The news comes less than a week since it was announced that a server in a Belgium data center run by web hosting company Combell had been shut down due to similar fears.

Symantec said the server in Belgium was communicating with the virus, which has a similar code to Stuxnet, another virus known for targeting mission critical facilities. It is the virus believed to have targeted a nuclear facility in Iran.

According to a report by news agency Reuters yesterday, Indian authorities are investigating the case in India, which involved an unmanaged server.

Similar to the case with Combell, Symantec had alerted Web Werks the server in question was communicating with computers infected by Duqu. Web Werks then alerted the Indian Computer Emergency Response Team (CERT-In).

Security firms including Dell Inc’s SecureWorks, Intel Corp’s McAfee, Kaspersky Lab and Symantec say they found Duqu victims in Europe, Iran, Sudan and the United States. They declined to provide their identities. Duqu – so named because it creates files with “DQ” in the prefix – was designed to steal secrets from the computers it infects, researchers said, such as design documents from makers of highly sophisticated valves, motors, pipes and switches.

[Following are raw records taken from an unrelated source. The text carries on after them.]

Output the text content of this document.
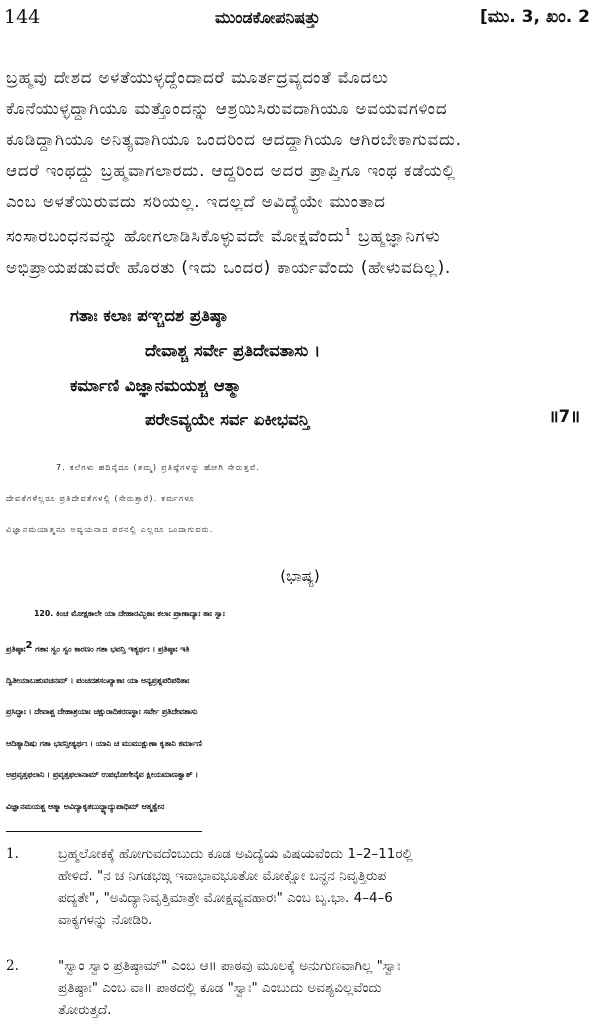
144	ಮುಂಡಕೋಪನಿಷತ್ತು	[ಮು. 3, ಖಂ. 2
ಬ್ರಹ್ಮವು ದೇಶದ ಅಳತೆಯುಳ್ಳದ್ದೆಂದಾದರೆ ಮೂರ್ತದ್ರವ್ಯದಂತೆ ಮೊದಲು
ಕೊನೆಯುಳ್ಳದ್ದಾಗಿಯೂ ಮತ್ತೊಂದನ್ನು ಆಶ್ರಯಿಸಿರುವದಾಗಿಯೂ ಅವಯವಗಳಿಂದ
ಕೂಡಿದ್ದಾಗಿಯೂ ಅನಿತ್ಯವಾಗಿಯೂ ಒಂದರಿಂದ ಆದದ್ದಾಗಿಯೂ ಆಗಿರಬೇಕಾಗುವದು.
ಆದರೆ ಇಂಥದ್ದು ಬ್ರಹ್ಮವಾಗಲಾರದು. ಆದ್ದರಿಂದ ಅದರ ಪ್ರಾಪ್ತಿಗೂ ಇಂಥ ಕಡೆಯಲ್ಲಿ
ಎಂಬ ಅಳತೆಯಿರುವದು ಸರಿಯಲ್ಲ. ಇದಲ್ಲದೆ ಅವಿದ್ಯೆಯೇ ಮುಂತಾದ
ಸಂಸಾರಬಂಧನವನ್ನು ಹೋಗಲಾಡಿಸಿಕೊಳ್ಳುವದೇ ಮೋಕ್ಷವೆಂದು$^1$ ಬ್ರಹ್ಮಜ್ಞಾನಿಗಳು
ಅಭಿಪ್ರಾಯಪಡುವರೇ ಹೊರತು (ಇದು ಒಂದರ) ಕಾರ್ಯವೆಂದು (ಹೇಳುವದಿಲ್ಲ).
ಗತಾಃ ಕಲಾಃ ಪಞ್ಚದಶ ಪ್ರತಿಷ್ಠಾ
ದೇವಾಶ್ಚ ಸರ್ವೇ ಪ್ರತಿದೇವತಾಸು ।
ಕರ್ಮಾಣಿ ವಿಜ್ಞಾನಮಯಶ್ಚ ಆತ್ಮಾ
ಪರೇಽವ್ಯಯೇ ಸರ್ವ ಏಕೀಭವನ್ತಿ	॥7॥
7. ಕಲೆಗಳು ಹದಿನೈದೂ (ತಮ್ಮ) ಪ್ರತಿಷ್ಠೆಗಳನ್ನು ಹೋಗಿ ಸೇರುತ್ತವೆ.
ದೇವತೆಗಳೆಲ್ಲರೂ ಪ್ರತಿದೇವತೆಗಳಲ್ಲಿ (ಸೇರುತ್ತಾರೆ). ಕರ್ಮಗಳೂ
ವಿಜ್ಞಾನಮಯಾತ್ಮನೂ ಅವ್ಯಯನಾದ ಪರನಲ್ಲಿ ಎಲ್ಲರೂ ಒಂದಾಗುವರು.
(ಭಾಷ್ಯ)
120. ಕಿಂಚ ಮೋಕ್ಷಕಾಲೇ ಯಾ ದೇಹಾರಮ್ಭಿಕಾಃ ಕಲಾಃ ಪ್ರಾಣಾದ್ಯಾಃ ತಾಃ ಸ್ವಾಃ
ಪ್ರತಿಷ್ಠಾಃ$^2$ ಗತಾಃ ಸ್ವಂ ಸ್ವಂ ಕಾರಣಂ ಗತಾ ಭವನ್ತಿ ಇತ್ಯರ್ಥಃ । ಪ್ರತಿಷ್ಠಾಃ ಇತಿ
ದ್ವಿತೀಯಾಬಹುವಚನಮ್ । ಪಂಚದಶಸಂಖ್ಯಾಕಾಃ ಯಾ ಅನ್ಯಪ್ರಶ್ನಪರಿಪಠಿತಾಃ
ಪ್ರಸಿದ್ಧಾಃ । ದೇವಾಶ್ಚ ದೇಹಾಶ್ರಯಾಃ ಚಕ್ಷುರಾದಿಕರಣಸ್ಥಾಃ ಸರ್ವೇ ಪ್ರತಿದೇವತಾಸು
ಆದಿತ್ಯಾದಿಷು ಗತಾ ಭವನ್ತೀತ್ಯರ್ಥಃ । ಯಾನಿ ಚ ಮುಮುಕ್ಷುಣಾ ಕೃತಾನಿ ಕರ್ಮಾಣಿ
ಅಪ್ರವೃತ್ತಫಲಾನಿ । ಪ್ರವೃತ್ತಫಲಾನಾಮ್ ಉಪಭೋಗೇನೈವ ಕ್ಷೀಯಮಾಣತ್ವಾತ್ ।
ವಿಜ್ಞಾನಮಯಶ್ಚ ಆತ್ಮಾ ಅವಿದ್ಯಾಕೃತಬುದ್ಧ್ಯಾದ್ಯುಪಾಧಿಮ್ ಆತ್ಮತ್ವೇನ
1.	ಬ್ರಹ್ಮಲೋಕಕ್ಕೆ ಹೋಗುವದೆಂಬುದು ಕೂಡ ಅವಿದ್ಯೆಯ ವಿಷಯವೆಂದು 1–2–11ರಲ್ಲಿ
ಹೇಳಿದೆ. "ನ ಚ ನಿಗಡಭಙ್ಗ ಇವಾಭಾವಭೂತೋ ಮೋಕ್ಷೋ ಬನ್ಧನ ನಿವೃತ್ತಿರುಪ
ಪದ್ಯತೇ", "ಅವಿದ್ಯಾನಿವೃತ್ತಿಮಾತ್ರೇ ಮೋಕ್ಷವ್ಯವಹಾರಃ" ಎಂಬ ಬೃ.ಭಾ. 4–4–6
ವಾಕ್ಯಗಳನ್ನು ನೋಡಿರಿ.
2.	"ಸ್ವಾಂ ಸ್ವಾಂ ಪ್ರತಿಷ್ಠಾಮ್" ಎಂಬ ಆ॥ ಪಾಠವು ಮೂಲಕ್ಕೆ ಅನುಗುಣವಾಗಿಲ್ಲ "ಸ್ವಾಃ
ಪ್ರತಿಷ್ಠಾಃ" ಎಂಬ ವಾ॥ ಪಾಠದಲ್ಲಿ ಕೂಡ "ಸ್ವಾಃ" ಎಂಬುದು ಅವಶ್ಯವಿಲ್ಲವೆಂದು
ತೋರುತ್ತದೆ.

Experts suspect that information is being gathered for use in developing future cyber weapons that would target the control systems of critical infrastructure. The hackers behind Duqu are unknown, but their sophistication suggests they are backed by a government, researchers say. “A cyber saboteur should understand the engineering specifications of every component that could be targeted for destruction in an operation,” said John Bumgarner, chief technology officer for the U.S. Cyber Consequences Unit. That is exactly what the authors of Stuxnet did when they built that cyber weapon, said Bumgarner, who is writing a paper on the development of Stuxnet. “They studied the technical details of gas centrifuges and figured out how they could be destroyed,” he said.